The Chief smiled. “I already knew that. Tell me what else.”
“She and her brother were the last two of the family and they are, in her words, dirt poor. They both served the church.”
“Knew that too.” The chief paused, then said, “I haven’t given up on somebody giving him a gift. Trouble is, if he got some money, he didn’t put it in any banks or list it with the parish. Steve and Father Phillip showed me all the books and I got the man’s bank records. I also checked his phone calls. He never called the monastery.”
“I got a feeling it was our bad guy who made the monk call Father Phillip the other day,” John said.
“You may be right.”
John said, “I saw some new work at the Cathedral. Maybe he was giving it to them.”
“I already called the Diocese,” the Chief informed him. “No one will talk. Say their donors are private.”
John nodded. “The only thing the sister knew about gold was the name of a pawnbroker. Father Tom had helped his daughter get off drugs.”

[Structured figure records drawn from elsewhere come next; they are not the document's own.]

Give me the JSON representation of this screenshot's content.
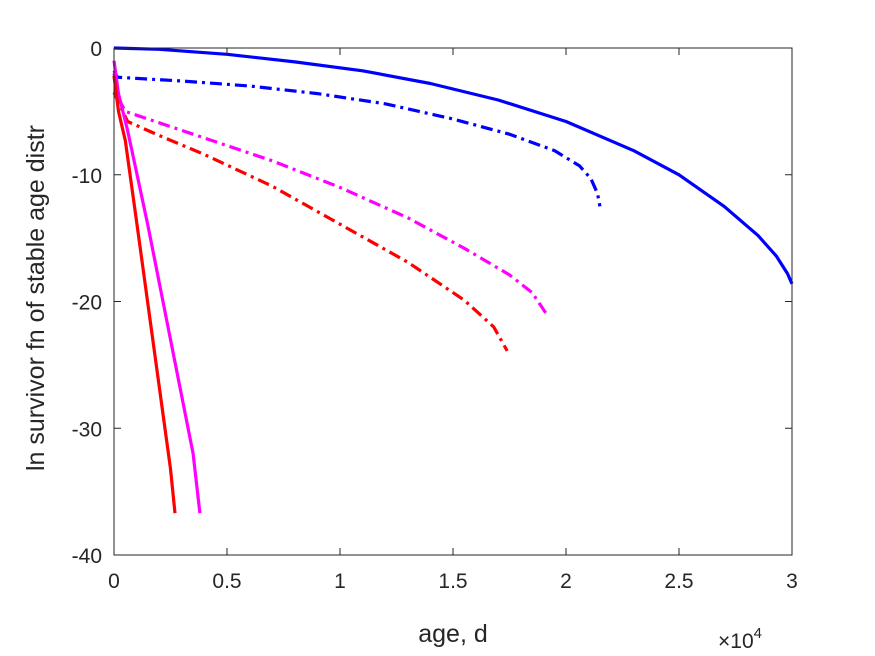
{
  "chart_data": {
    "type": "line",
    "xlabel": "age, d",
    "ylabel": "ln survivor fn of stable age distr",
    "x_exponent": {
      "base": "×10",
      "power": "4"
    },
    "xlim": [
      0,
      30000
    ],
    "ylim": [
      -40,
      0
    ],
    "xticks": [
      0,
      5000,
      10000,
      15000,
      20000,
      25000,
      30000
    ],
    "xtick_labels": [
      "0",
      "0.5",
      "1",
      "1.5",
      "2",
      "2.5",
      "3"
    ],
    "yticks": [
      0,
      -10,
      -20,
      -30,
      -40
    ],
    "ytick_labels": [
      "0",
      "-10",
      "-20",
      "-30",
      "-40"
    ],
    "grid": false,
    "series": [
      {
        "color": "#0000ff",
        "style": "solid",
        "x": [
          0,
          2000,
          5000,
          8000,
          11000,
          14000,
          17000,
          20000,
          23000,
          25000,
          27000,
          28500,
          29300,
          29800,
          30000
        ],
        "y": [
          0,
          -0.1,
          -0.5,
          -1.1,
          -1.8,
          -2.8,
          -4.1,
          -5.8,
          -8.1,
          -10.0,
          -12.5,
          -14.8,
          -16.4,
          -17.8,
          -18.6
        ]
      },
      {
        "color": "#0000ff",
        "style": "dashdot",
        "x": [
          0,
          150,
          1000,
          3000,
          6000,
          9000,
          12000,
          15000,
          17500,
          19500,
          20600,
          21100,
          21400,
          21500
        ],
        "y": [
          -1.8,
          -2.3,
          -2.4,
          -2.6,
          -3.0,
          -3.6,
          -4.4,
          -5.6,
          -6.8,
          -8.1,
          -9.3,
          -10.3,
          -11.5,
          -12.5
        ]
      },
      {
        "color": "#ff00ff",
        "style": "dashdot",
        "x": [
          0,
          200,
          500,
          2000,
          4000,
          7000,
          10000,
          13000,
          15500,
          17500,
          18500,
          19100
        ],
        "y": [
          -2.0,
          -4.0,
          -5.0,
          -5.9,
          -7.1,
          -8.9,
          -11.0,
          -13.4,
          -15.8,
          -17.9,
          -19.3,
          -20.9
        ]
      },
      {
        "color": "#ff0000",
        "style": "dashdot",
        "x": [
          0,
          200,
          600,
          2000,
          4000,
          7000,
          10000,
          13000,
          15500,
          16800,
          17400
        ],
        "y": [
          -3.5,
          -4.3,
          -5.8,
          -6.9,
          -8.4,
          -10.9,
          -13.9,
          -16.9,
          -19.9,
          -22.0,
          -23.9
        ]
      },
      {
        "color": "#ff00ff",
        "style": "solid",
        "x": [
          0,
          200,
          600,
          1500,
          2500,
          3500,
          3800
        ],
        "y": [
          -1.0,
          -3.6,
          -6.5,
          -14.0,
          -23.0,
          -32.0,
          -36.7
        ]
      },
      {
        "color": "#ff0000",
        "style": "solid",
        "x": [
          0,
          200,
          500,
          1000,
          1500,
          2000,
          2500,
          2700
        ],
        "y": [
          -2.2,
          -5.0,
          -7.3,
          -13.7,
          -20.2,
          -26.7,
          -33.2,
          -36.7
        ]
      }
    ]
  }
}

“That’s something. What was his name?”
“I got his location from his daughter, but never got a chance to talk to him. W
hen I got to his store, it was on fire. I could smell the gasoline.”
“Just like at the monastery.” The Chief said, pausing to consider something to himself. Then he said, “Look, the gold scrapings assayed out as real stuff, high quality. Funny thing. My lab man said the little gold rectangles were the same kind of stuff as on the car. How do you figure that?”
“Don’t figure it. Tell me, why would someone kill a pawnbroker?”
John gave him the information on the pawnbroker and his daughter Celebrity. Then he asked, “How would a pawnbroker fit in?”
The Chief shook his head. “I don’t know. I’ll do some checking on her and her father. I also better make sure that Father Tom’s sister is safe.”
“You think this killer will go after her?”
“You went there didn’t you? Somebody might have been watching you.”
“What did you find out about the grocery bags?” asked John, picking up some of the papers on his trailer floor.
“Nothing up there survived. You find anything out at that swamp the old man owned?”
“Nothing yet,” said John. He didn’t want to say anything until he had some proof that the swamp was even relevant. Then he realized that Andy and her mother might be in trouble too.
“Andy has been talking to me,” John said. “She might be in danger.”
Stiles nodded. “Nobody is safe until this is solved.”
As he had feared, when he finally got home, he found that his trailer had been searched in the same way as his office. As he picked through the books and dishes that had been thrown on the floor, he was more angry than he had ever been. Getting a second breath, he kicked the clutter to the side and stepped strongly across the carpet. He reached up to a small cubby above his cot. He pulled out a hunting knife, hefted it, the razor sharp blade glinting from the ceiling light, and put it on the floor beside his mattress. He smiled, reaching into his mind and bringing forth his inner cunning, his fighting self, his anger. This guy, whoever he was, would meet him face to face one of these times. He’d find out that John was not an old man like the others. He looked at the knife and remembered what he had been taught long ago by his foster father’s Vietnam veteran friend.